Monday, January 08, 2007

Alligator night

I have been to the Amazon once. It was an exciting time. As I flew from Sao Paulo towards Manaus, I was watching the scenery below. The green area went on and on, without any break, no artificial constructs in sight. I was an awe-inspiring experience. I wonder how much of that green vastness has been destroyed, but there must be pretty much still left.

In the city of Manaus I visited the famous opera house and the market. In the market, I had a mixed fruit juice the like of which I had never tasted, and had not encountered ever since. It is somehow hard to describe the qualia, but you felt that there were "molecules of vitality" in every sip you took from the glass.

I stayed in Manaus area for only two nights. On the second day, I went on a river tour. A boat took me to a floating house on the shore of the Amazon river. I slept on the hammock and looked at butterflies and it was almost like a dreamtime. As a kid, I always wanted to go to the Amazon. It was my precious dreams-come-true experience.

The highlight of this very small Amazon venture, at that particular visit, was the "hunting of alligators" in the middle of the night. As night fell, there was complete darkness, as no artificial light source was around. We were put on a small boat and set on a cruise on the great river. There was no sound to be heard except for the engine. We went into one of the branch flows, and the engine was cut off. There was complete silence, and the boat cruised on very smoothly by momentum.

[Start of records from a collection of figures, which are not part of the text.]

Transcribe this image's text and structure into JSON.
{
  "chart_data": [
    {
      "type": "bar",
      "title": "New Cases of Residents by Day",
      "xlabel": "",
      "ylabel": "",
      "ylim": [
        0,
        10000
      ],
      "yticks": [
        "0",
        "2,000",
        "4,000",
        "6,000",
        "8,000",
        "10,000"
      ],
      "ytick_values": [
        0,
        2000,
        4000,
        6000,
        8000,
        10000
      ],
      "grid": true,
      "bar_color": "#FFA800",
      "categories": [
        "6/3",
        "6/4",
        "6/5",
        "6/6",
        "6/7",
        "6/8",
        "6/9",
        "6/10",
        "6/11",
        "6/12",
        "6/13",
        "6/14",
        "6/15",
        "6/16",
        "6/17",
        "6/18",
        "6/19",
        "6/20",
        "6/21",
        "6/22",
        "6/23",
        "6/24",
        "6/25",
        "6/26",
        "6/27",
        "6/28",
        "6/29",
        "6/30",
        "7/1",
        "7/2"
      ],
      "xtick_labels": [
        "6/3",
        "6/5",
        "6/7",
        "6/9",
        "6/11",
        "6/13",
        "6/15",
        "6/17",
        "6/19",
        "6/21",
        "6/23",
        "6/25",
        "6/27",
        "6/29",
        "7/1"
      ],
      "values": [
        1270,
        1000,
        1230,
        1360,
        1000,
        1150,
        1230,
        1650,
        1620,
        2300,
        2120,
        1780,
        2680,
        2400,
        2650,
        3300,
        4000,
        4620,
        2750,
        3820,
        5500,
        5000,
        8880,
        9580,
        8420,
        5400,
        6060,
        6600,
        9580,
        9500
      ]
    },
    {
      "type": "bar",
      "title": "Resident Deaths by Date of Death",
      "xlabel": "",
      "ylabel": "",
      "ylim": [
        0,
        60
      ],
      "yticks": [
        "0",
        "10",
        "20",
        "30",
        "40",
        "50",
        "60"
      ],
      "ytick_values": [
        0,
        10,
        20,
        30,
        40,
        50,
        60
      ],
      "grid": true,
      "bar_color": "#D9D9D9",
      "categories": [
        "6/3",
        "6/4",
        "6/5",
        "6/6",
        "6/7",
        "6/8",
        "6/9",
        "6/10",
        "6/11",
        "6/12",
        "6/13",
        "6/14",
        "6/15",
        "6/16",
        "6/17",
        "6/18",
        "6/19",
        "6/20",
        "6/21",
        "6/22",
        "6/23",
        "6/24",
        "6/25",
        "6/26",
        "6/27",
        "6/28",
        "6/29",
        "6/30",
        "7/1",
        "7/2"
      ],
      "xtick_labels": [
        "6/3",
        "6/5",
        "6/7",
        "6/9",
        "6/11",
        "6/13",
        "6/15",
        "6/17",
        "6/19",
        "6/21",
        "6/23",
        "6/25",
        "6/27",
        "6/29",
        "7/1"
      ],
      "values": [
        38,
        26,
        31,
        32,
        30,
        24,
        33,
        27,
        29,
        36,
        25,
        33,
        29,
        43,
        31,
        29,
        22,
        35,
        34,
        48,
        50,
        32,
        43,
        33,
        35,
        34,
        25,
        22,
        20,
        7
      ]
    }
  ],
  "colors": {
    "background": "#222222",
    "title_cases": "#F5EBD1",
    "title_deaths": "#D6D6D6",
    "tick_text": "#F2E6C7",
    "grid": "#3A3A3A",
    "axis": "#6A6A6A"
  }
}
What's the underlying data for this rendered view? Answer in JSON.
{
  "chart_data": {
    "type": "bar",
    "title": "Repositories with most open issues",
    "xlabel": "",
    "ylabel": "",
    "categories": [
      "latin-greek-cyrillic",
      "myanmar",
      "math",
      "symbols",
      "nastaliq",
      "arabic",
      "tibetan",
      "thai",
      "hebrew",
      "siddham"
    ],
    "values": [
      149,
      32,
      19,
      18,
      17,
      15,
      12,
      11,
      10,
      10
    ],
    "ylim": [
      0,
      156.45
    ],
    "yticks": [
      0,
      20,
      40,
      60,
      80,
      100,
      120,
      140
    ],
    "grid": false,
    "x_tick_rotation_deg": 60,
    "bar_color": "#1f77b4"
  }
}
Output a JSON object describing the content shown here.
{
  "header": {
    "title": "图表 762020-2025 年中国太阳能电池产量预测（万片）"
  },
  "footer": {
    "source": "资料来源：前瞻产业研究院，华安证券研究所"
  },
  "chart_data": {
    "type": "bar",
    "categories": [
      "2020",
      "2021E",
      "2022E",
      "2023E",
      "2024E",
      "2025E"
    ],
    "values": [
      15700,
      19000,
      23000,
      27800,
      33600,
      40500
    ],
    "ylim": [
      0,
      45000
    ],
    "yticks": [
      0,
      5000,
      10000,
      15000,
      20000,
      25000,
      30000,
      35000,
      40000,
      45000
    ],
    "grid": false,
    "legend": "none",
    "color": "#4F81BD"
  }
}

The tour guide took out a flashlight, and directed it to the shores. After some searching, he spotted it. There were this barely discernible pair of "gleaming round pebbles" on the shore. As the boat silently approached, the gleaming became increasingly strong, and before you knew it, the guide stretched out his arms and the next moment, a small alligator was hung by the tail in his hands. We helpless people from the north applauded, secretly admiring the swiftness of the guide's actions, which looked almost miraculous and done by what appeared to us wild instinct, enjoying from the depth of heart the whole experience.

As the boat made its way back to the floating house, a feeling of bliss surged inside me. We were buried in the soft darkness, and when I looked up, I could see the sky-filling stars. I discovered then that the phrase "becoming one with nature" was a very accurate and literal expression of what actually happens under certain circumstances.

That was then, this is now. I am stuck in the megalopolis of Tokyo. I haven't been to Amazonia for more than 10 years.